2 Objektorientierter Programmierstil (OOPS)
2.1 theoretisches Konzept der OO-Entwicklung
Die OO-Entwicklung abstrahiert Objekte aus der Praxis und modelliert sie
möglichst real in der zugrundeliegenden Programmiersprache. Ein OO-System
besteht so aus abgegrenzten Objekten, deren Klassen und deren Beziehungen
untereinander. Dieses Konzept wird deshalb als so vielversprechend angesehen,
weil auf diese Weise eine möglichst natürliche und wirklichkeitsnahe
Modellierung des praktischen Problems entsteht. Viele Befürworter
der OO-Programmierung (OOP) versuchen, dies mit der Behauptung zu
untermauern, Datendefinitionen eines Programms seien beständiger und
stabiler als dessen Funktionalität, weswegen es nützlicher sei,
mehr nach Daten zu gruppieren. Ob sich aber die Grundfunktionalität
wesentlich mehr ändern sollte als die Hauptdaten, ist zumindest umstritten.
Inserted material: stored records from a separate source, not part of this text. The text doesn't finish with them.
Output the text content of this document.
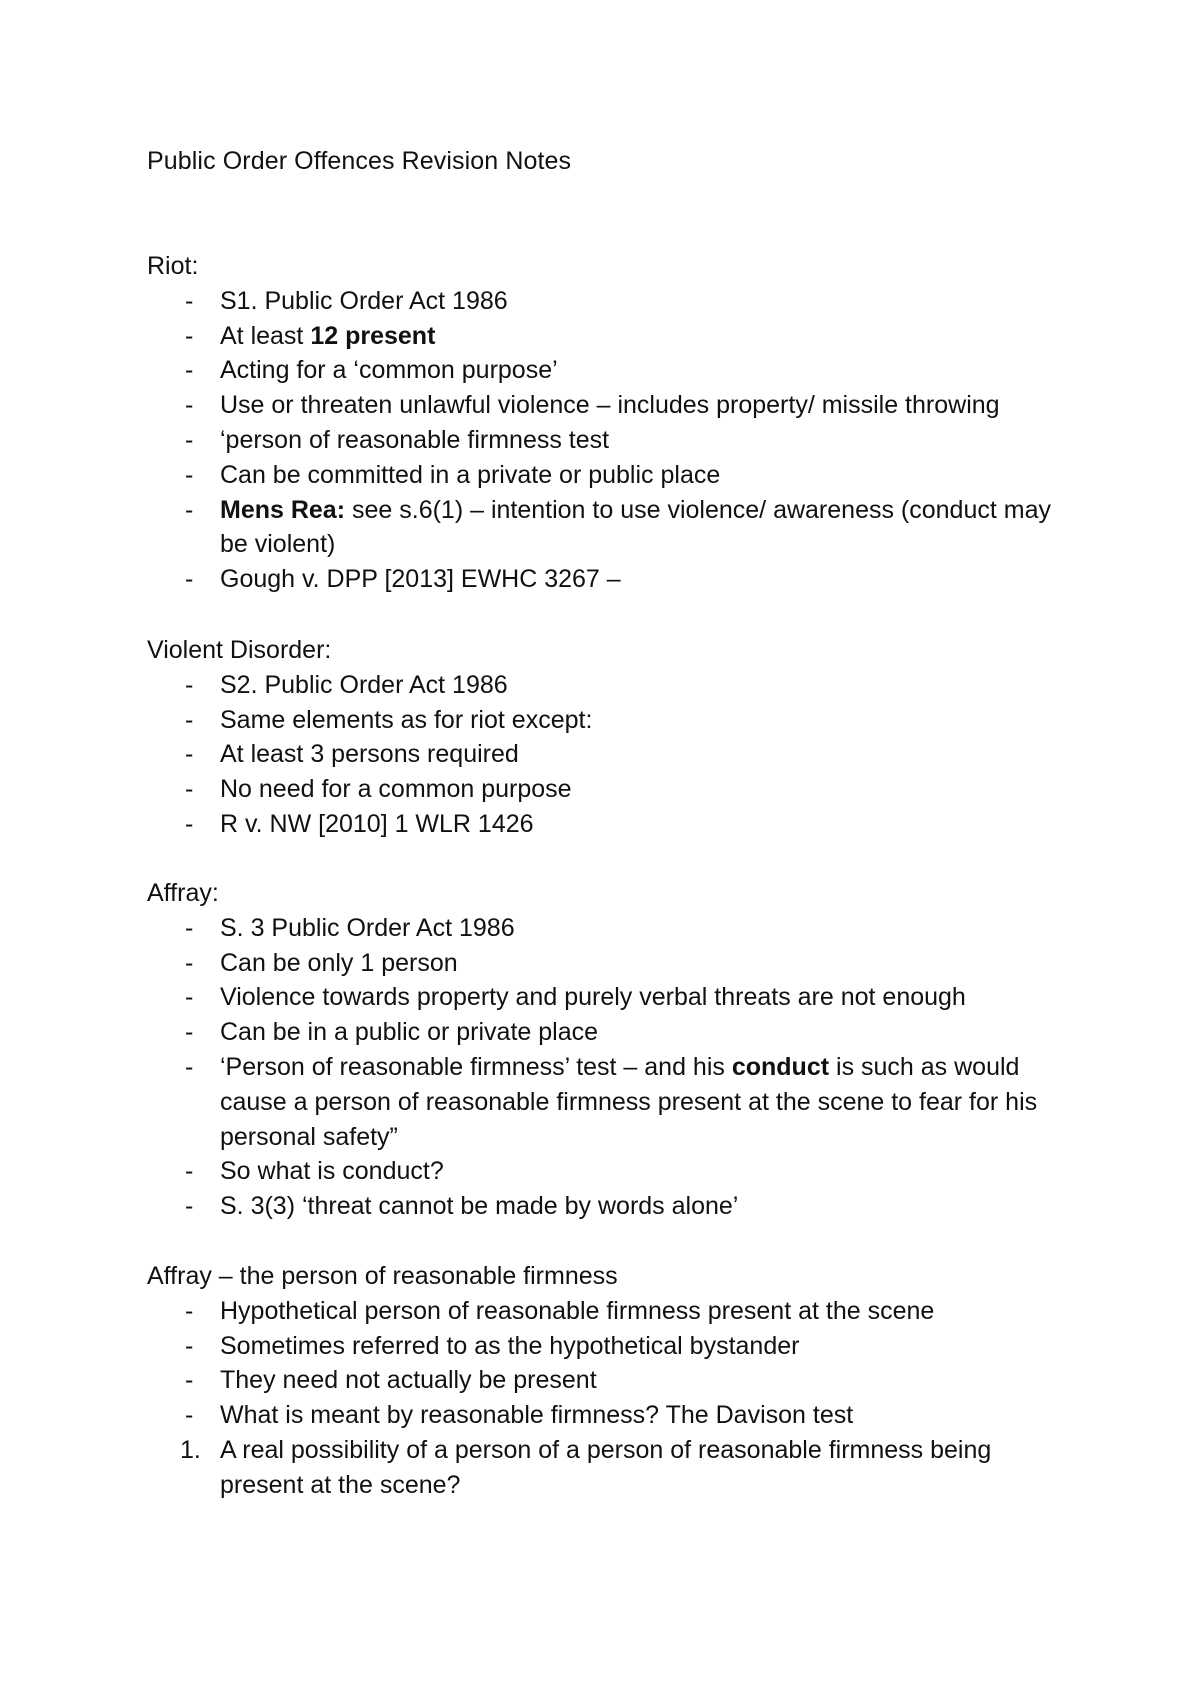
Public Order Offences Revision Notes

Riot:

-	S1. Public Order Act 1986
-	At least 12 present
-	Acting for a ‘common purpose’
-	Use or threaten unlawful violence – includes property/ missile throwing
-	‘person of reasonable firmness test
-	Can be committed in a private or public place
-	Mens Rea: see s.6(1) – intention to use violence/ awareness (conduct may be violent)
-	Gough v. DPP [2013] EWHC 3267 –

Violent Disorder:

-	S2. Public Order Act 1986
-	Same elements as for riot except:
-	At least 3 persons required
-	No need for a common purpose
-	R v. NW [2010] 1 WLR 1426

Affray:

-	S. 3 Public Order Act 1986
-	Can be only 1 person
-	Violence towards property and purely verbal threats are not enough
-	Can be in a public or private place
-	‘Person of reasonable firmness’ test – and his conduct is such as would cause a person of reasonable firmness present at the scene to fear for his personal safety”
-	So what is conduct?
-	S. 3(3) ‘threat cannot be made by words alone’

Affray – the person of reasonable firmness

-	Hypothetical person of reasonable firmness present at the scene
-	Sometimes referred to as the hypothetical bystander
-	They need not actually be present
-	What is meant by reasonable firmness? The Davison test
1. A real possibility of a person of a person of reasonable firmness being present at the scene?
Denn daß wenigstens Datentypen konstant bleiben stimmt nicht mehr
für generische Programmierung, wie sie mit der Standard Template Library
(STL9,10) möglich ist. Generisch
programmieren heißt dabei genaugenommen, daß man Teile eines
spezifischen Programms frei verändern kann, um es flexibel an Designänderungen
anzupassen. Dabei können solche Änderungen an einer leicht zugänglichen
Stelle konfiguriert werden, ohne den Rest des Programms ändern zu
müssen. Ohne solche Möglichkeiten müßte sonst quasi
jeder einzelne Befehl, der den veränderten Abschnitt verwendet umgeschrieben
werden. Heute wird generische Programmierung allerdings hauptsächlich
mit dem bekanntesten Softwaremodul dieser Kategorie, der STL assoziiert.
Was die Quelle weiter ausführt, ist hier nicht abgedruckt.